Deja Vu All Over Again

The consortium of TV networks that is setting up the leaders’ debates in advance of the May 2 federal election has decided that Green Party leader Elizabeth May (pictured) will not be allowed to participate. In the run up to the 2008 election, that was their initial stance too, but they later changed their minds and allowed her to participate. Will that happen again this time?

While it’s true that the Green Party does not have any sitting MPs, it’s also true that in the last election they garnered close to one million votes which was approximately seven per cent of the total turnout. Over the last few years, I’ve done several interviews with people who advocate that we should switch to a form of proportional representation to better reflect the democratic will. It’s hard not to agree, because under the current first-past-the-post system seat distribution can be skewed pretty badly.

In Saskatchewan in 2008, for instance, the Conservatives received 53.7 per cent of the popular vote; the NDP 25.6 per cent; the Liberals 14.9 per cent; and the Green Party 5.6 per cent. Under PR, that would have resulted in a seat distribution in the neighbourhood of seven Conservative, four NDP, two Liberal and one Green. Instead, the province elected 13 Conservatives and one Liberal. Great system, isn’t it, where you can win over 90 per cent of the seats with a little over half the popular vote?

Here’s a link to a CBC story on May’s exclusion.

Author: Gregory Beatty

Greg Beatty is a crime-fighting shapeshifter who hatched from a mutagenic egg many decades ago. He likes sunny days, puppies and antique shoes. His favourite colour is not visible to your puny human eyes. He refuses to write a bio for this website and if that means Whitworth writes one for him, so be it.

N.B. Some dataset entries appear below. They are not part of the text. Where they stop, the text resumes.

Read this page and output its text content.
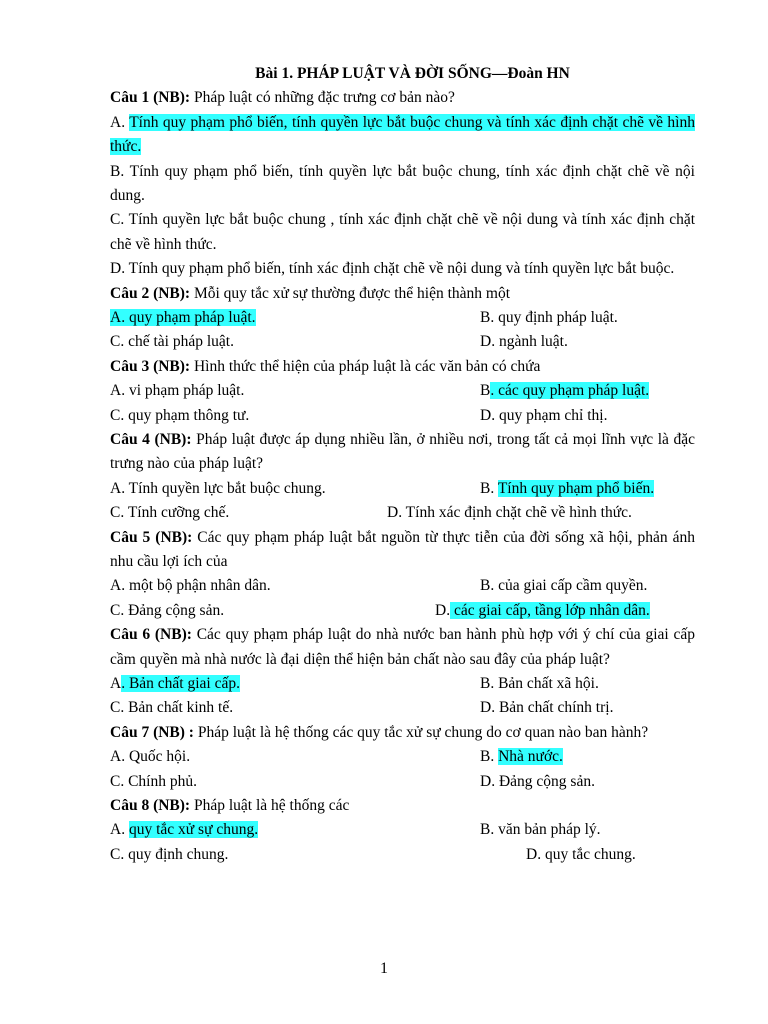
Bài 1. PHÁP LUẬT VÀ ĐỜI SỐNG—Đoàn HN
Câu 1 (NB): Pháp luật có những đặc trưng cơ bản nào?
A. Tính quy phạm phổ biến, tính quyền lực bắt buộc chung và tính xác định chặt chẽ về hình thức.
B. Tính quy phạm phổ biến, tính quyền lực bắt buộc chung, tính xác định chặt chẽ về nội dung.
C. Tính quyền lực bắt buộc chung , tính xác định chặt chẽ về nội dung và tính xác định chặt chẽ về hình thức.
D. Tính quy phạm phổ biến, tính xác định chặt chẽ về nội dung và tính quyền lực bắt buộc.
Câu 2 (NB): Mỗi quy tắc xử sự thường được thể hiện thành một
A. quy phạm pháp luật.	B. quy định pháp luật.
C. chế tài pháp luật.	D. ngành luật.
Câu 3 (NB): Hình thức thể hiện của pháp luật là các văn bản có chứa
A. vi phạm pháp luật.	B. các quy phạm pháp luật.
C. quy phạm thông tư.	D. quy phạm chỉ thị.
Câu 4 (NB): Pháp luật được áp dụng nhiều lần, ở nhiều nơi, trong tất cả mọi lĩnh vực là đặc trưng nào của pháp luật?
A. Tính quyền lực bắt buộc chung.	B. Tính quy phạm phổ biến.
C. Tính cưỡng chế.	D. Tính xác định chặt chẽ về hình thức.
Câu 5 (NB): Các quy phạm pháp luật bắt nguồn từ thực tiễn của đời sống xã hội, phản ánh nhu cầu lợi ích của
A. một bộ phận nhân dân.	B. của giai cấp cầm quyền.
C. Đảng cộng sản.	D. các giai cấp, tầng lớp nhân dân.
Câu 6 (NB): Các quy phạm pháp luật do nhà nước ban hành phù hợp với ý chí của giai cấp cầm quyền mà nhà nước là đại diện thể hiện bản chất nào sau đây của pháp luật?
A. Bản chất giai cấp.	B. Bản chất xã hội.
C. Bản chất kinh tế.	D. Bản chất chính trị.
Câu 7 (NB) : Pháp luật là hệ thống các quy tắc xử sự chung do cơ quan nào ban hành?
A. Quốc hội.	B. Nhà nước.
C. Chính phủ.	D. Đảng cộng sản.
Câu 8 (NB): Pháp luật là hệ thống các
A. quy tắc xử sự chung.	B. văn bản pháp lý.
C. quy định chung.	D. quy tắc chung.
1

3 thoughts on “Deja Vu All Over Again”

  1. This whole system of “you have to already have support in order to be able to campaign for it via the debate” is rather silly. I have no idea how many political parties are going to field candidates in this election, but it’s more than 3 (or even 4). The debate should be for all parties fielding enough candidates nationwide to be considered a statistical (if not practical) possibility to form government. Or something. We need rules for this that are clear and fair.